Why do we do this to ourselves? Why spend so much time speculating about an event the outcome of which is almost a foregone conclusion?
I understand the motives of the professional media. People will not tune in to The Situation Room with Wolf Blitzer or Hardball with Chris Matthews in significant numbers to get their daily dose of the campaign ups and downs if they think that the result is already assured. That would mean less advertising revenues for the networks, and a huge army of unemployed cable news talking heads who would suddenly flood the market and push unemployment back up above 9%. So the word must continue to go out that the uninspirational, unpersonable technocrat who is unable to motivate his base and who campaigns like an electioneering android with a gaffe bug actually poses a serious threat to Obama’s reelection chances.
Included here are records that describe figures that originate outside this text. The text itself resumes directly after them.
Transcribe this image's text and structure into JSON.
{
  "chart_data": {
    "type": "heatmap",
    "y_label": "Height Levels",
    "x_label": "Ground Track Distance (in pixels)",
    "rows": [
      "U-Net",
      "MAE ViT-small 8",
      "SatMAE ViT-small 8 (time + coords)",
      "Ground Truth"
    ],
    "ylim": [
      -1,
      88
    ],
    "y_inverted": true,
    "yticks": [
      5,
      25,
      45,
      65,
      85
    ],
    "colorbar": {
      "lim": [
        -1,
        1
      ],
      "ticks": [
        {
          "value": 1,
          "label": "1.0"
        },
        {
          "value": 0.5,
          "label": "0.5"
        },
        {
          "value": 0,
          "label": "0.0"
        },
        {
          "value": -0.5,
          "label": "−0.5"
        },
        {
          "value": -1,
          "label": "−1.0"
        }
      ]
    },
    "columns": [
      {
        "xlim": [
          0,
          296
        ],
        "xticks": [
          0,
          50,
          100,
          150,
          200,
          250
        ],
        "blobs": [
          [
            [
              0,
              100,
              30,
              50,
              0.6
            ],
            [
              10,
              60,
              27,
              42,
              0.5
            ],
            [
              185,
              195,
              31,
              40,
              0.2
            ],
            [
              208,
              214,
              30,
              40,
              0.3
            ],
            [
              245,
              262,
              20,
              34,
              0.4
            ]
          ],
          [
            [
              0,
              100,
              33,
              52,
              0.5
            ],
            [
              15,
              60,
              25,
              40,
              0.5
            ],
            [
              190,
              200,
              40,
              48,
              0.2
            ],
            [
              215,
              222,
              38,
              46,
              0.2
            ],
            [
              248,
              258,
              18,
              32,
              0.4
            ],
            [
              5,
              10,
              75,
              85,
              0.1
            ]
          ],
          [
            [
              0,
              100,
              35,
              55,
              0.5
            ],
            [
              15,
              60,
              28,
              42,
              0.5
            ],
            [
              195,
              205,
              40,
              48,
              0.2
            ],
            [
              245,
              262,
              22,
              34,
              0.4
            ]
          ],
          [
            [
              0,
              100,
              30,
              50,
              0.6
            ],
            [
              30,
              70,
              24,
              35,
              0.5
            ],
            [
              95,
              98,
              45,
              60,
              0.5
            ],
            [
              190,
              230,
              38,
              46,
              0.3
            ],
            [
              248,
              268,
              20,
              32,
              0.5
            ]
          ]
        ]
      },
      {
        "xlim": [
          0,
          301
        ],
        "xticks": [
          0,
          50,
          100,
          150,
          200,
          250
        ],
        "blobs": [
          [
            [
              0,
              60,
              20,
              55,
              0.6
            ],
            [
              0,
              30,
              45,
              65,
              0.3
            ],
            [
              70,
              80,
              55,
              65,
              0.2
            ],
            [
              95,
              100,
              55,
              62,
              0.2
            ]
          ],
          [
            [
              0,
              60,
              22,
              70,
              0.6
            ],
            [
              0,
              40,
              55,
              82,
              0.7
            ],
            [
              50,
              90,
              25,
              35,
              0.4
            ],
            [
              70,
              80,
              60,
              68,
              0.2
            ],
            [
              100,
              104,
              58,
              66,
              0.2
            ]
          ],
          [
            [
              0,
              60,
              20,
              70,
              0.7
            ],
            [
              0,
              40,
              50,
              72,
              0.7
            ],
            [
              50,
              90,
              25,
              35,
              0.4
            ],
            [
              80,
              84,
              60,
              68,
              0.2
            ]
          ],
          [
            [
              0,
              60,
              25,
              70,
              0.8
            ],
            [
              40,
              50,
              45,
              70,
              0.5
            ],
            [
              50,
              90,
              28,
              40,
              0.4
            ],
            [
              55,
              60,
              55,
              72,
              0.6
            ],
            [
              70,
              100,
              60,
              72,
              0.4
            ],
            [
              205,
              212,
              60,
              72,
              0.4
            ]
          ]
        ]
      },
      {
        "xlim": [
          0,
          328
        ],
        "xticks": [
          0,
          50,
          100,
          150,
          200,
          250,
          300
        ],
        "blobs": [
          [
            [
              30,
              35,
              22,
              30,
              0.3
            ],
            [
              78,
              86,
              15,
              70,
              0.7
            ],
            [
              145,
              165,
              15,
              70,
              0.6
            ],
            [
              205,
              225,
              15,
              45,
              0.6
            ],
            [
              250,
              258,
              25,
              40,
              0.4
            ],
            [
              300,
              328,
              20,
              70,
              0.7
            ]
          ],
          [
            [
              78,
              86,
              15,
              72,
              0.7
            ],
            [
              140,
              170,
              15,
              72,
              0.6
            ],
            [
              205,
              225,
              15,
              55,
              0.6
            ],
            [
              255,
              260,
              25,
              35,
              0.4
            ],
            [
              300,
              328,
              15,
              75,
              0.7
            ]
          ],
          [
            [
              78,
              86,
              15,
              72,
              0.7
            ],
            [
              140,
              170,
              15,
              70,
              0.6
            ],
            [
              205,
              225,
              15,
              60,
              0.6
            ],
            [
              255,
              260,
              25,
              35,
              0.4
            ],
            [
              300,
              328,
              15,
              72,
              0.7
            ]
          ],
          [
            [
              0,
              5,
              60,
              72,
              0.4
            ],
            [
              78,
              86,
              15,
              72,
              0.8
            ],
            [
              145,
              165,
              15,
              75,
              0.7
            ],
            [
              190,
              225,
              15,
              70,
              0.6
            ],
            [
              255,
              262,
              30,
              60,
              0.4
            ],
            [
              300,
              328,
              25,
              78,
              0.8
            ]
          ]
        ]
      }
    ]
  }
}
With regard to the professional media, I think there is also the bias factor. And by that I don’t mean the fact that all news outlets are biased in one direction or another, but actually the fact that all of the television and most print sources (even Fox News to some extent) strive to appear “balanced” when reporting the news, to tell both sides of the story (even if, in Fox’s case, the tone of voice, facial expressions and screen captions help to “guide” the viewer as to which side is correct).
At some point – and not being a student of journalism and media I don’t know when – good television reporting stopped meaning uncovering and reporting the truth, but rather reporting and giving equal weight to both sides of a story. So if Sam says the world is round but Bob says that it is a perfect cube, today’s headline will read “Sam and Bob spar in congress over shape of the world” rather than “Bob effectively ends his career with insane statement”.
But why do we ordinary people do it to ourselves? Are we just led by the media, or is there something else at work too?
I suppose that I will be doing the blogging walk of shame come November this year if the unthinkable occurs and Romney does become president-elect. But seriously. Are we all really so bored and in need of intrigue that we are going to kid ourselves that this one is even going to be close?